The overall combined effect is one of warmhearted banality. Each individual element of the game is simple to master, and it’s the mixture of raw ownage and the cumulative effect of amassing a lot of money that makes it thrilling and fun. Unlike other games in the series, the designers don’t get overly ambitious; a touchscreen minigame is literally the first action you can do in the game (smashing the window of a car to escape it as it sinks into the bay) and the drug dealing comes very early in, and after that there are no big dramatic changes or additions to the gameplay. This ends up mixing with the main story to create an interesting tone and theme: Huang is just trying to keep his head above water and he’s surrounded by all these idiots trying to achieve grand, complex ambitions and schemes to get the top spot, and by comparison Huang is just living out the (relatively) unglamorous day-to-day work.
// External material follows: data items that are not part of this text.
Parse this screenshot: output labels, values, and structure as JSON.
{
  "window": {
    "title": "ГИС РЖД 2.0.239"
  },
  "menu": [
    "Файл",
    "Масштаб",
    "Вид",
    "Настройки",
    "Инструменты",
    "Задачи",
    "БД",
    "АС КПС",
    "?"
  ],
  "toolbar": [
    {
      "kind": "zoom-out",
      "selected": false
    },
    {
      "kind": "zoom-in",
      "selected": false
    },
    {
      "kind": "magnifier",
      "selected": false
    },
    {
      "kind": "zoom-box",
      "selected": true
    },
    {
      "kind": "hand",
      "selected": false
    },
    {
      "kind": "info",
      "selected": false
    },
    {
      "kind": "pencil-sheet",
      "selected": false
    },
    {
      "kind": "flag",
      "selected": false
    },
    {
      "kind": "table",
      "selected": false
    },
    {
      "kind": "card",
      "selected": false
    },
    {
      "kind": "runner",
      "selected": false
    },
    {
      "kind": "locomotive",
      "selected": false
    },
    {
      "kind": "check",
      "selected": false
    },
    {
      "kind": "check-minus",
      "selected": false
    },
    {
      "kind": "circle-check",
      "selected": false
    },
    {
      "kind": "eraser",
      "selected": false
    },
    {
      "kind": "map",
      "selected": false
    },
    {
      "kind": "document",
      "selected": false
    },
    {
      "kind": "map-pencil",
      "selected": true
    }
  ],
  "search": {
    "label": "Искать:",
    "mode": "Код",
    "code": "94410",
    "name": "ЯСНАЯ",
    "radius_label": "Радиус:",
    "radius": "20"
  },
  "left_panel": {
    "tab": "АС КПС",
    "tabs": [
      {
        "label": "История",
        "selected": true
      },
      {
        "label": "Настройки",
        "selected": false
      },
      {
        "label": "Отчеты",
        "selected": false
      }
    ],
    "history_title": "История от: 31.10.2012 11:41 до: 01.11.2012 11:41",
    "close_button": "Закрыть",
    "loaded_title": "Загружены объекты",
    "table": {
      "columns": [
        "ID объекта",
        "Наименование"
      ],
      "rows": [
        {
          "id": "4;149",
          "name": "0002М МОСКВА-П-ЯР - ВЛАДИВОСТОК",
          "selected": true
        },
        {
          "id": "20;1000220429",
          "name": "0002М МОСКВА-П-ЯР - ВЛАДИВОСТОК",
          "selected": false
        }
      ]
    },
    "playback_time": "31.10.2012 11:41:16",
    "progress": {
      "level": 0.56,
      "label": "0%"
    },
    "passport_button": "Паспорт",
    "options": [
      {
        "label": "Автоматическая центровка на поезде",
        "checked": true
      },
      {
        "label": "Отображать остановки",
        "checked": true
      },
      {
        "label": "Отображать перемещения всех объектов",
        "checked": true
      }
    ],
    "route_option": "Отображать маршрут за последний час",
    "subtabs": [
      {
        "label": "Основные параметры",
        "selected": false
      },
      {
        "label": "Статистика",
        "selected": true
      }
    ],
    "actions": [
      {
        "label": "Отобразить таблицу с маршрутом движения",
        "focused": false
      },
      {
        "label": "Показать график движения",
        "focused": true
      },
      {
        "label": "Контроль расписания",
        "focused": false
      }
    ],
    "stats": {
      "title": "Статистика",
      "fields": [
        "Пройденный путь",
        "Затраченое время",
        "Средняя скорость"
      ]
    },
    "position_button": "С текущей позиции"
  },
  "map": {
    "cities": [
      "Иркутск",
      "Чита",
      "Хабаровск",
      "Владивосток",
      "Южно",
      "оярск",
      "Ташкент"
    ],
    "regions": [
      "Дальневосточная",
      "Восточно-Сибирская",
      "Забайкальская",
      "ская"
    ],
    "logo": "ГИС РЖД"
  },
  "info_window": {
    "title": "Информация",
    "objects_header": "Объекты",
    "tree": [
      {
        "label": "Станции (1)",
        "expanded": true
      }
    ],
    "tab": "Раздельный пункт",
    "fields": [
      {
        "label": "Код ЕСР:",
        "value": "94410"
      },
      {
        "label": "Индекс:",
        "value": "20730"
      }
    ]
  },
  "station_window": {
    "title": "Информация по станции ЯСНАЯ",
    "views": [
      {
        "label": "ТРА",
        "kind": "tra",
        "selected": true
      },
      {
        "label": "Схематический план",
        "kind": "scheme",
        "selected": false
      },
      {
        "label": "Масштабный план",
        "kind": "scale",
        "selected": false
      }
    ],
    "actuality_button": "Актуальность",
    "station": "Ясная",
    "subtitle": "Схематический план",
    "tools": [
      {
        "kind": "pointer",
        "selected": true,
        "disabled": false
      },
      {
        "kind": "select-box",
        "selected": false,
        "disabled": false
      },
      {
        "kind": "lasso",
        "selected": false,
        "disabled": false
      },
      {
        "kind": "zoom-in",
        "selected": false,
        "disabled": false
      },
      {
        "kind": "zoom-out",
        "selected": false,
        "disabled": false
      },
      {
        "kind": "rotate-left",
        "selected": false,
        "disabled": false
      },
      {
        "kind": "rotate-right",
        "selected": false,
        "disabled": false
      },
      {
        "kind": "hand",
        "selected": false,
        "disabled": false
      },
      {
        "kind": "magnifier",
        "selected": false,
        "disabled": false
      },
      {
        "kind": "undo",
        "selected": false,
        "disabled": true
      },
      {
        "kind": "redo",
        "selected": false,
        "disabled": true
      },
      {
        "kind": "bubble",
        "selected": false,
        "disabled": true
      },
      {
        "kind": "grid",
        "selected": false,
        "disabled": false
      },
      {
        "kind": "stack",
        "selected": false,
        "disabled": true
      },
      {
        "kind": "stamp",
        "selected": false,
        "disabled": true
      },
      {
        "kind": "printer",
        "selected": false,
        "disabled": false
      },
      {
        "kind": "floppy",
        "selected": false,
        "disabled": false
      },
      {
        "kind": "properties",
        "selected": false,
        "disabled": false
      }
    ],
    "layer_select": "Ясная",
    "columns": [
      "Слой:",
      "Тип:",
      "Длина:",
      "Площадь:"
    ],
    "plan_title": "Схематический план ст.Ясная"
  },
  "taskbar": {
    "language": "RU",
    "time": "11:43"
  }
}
There’s always a risk with this kind of thing where the story is essentially saying ambition is bad (JK Rowling fell hard into this with the Harry Potter series, where the title character’s feckless aimlessness was pushed as moral virtue) but it feels a touch more complex than that. It’s more like conveying the sense of having a job you actually like, where it’s fun to get paid to solve variations on the same few puzzles, and to be rewarded not with some spectacular achievement like the corner office or big mansion but rather the proof that you did a thousand jobs well.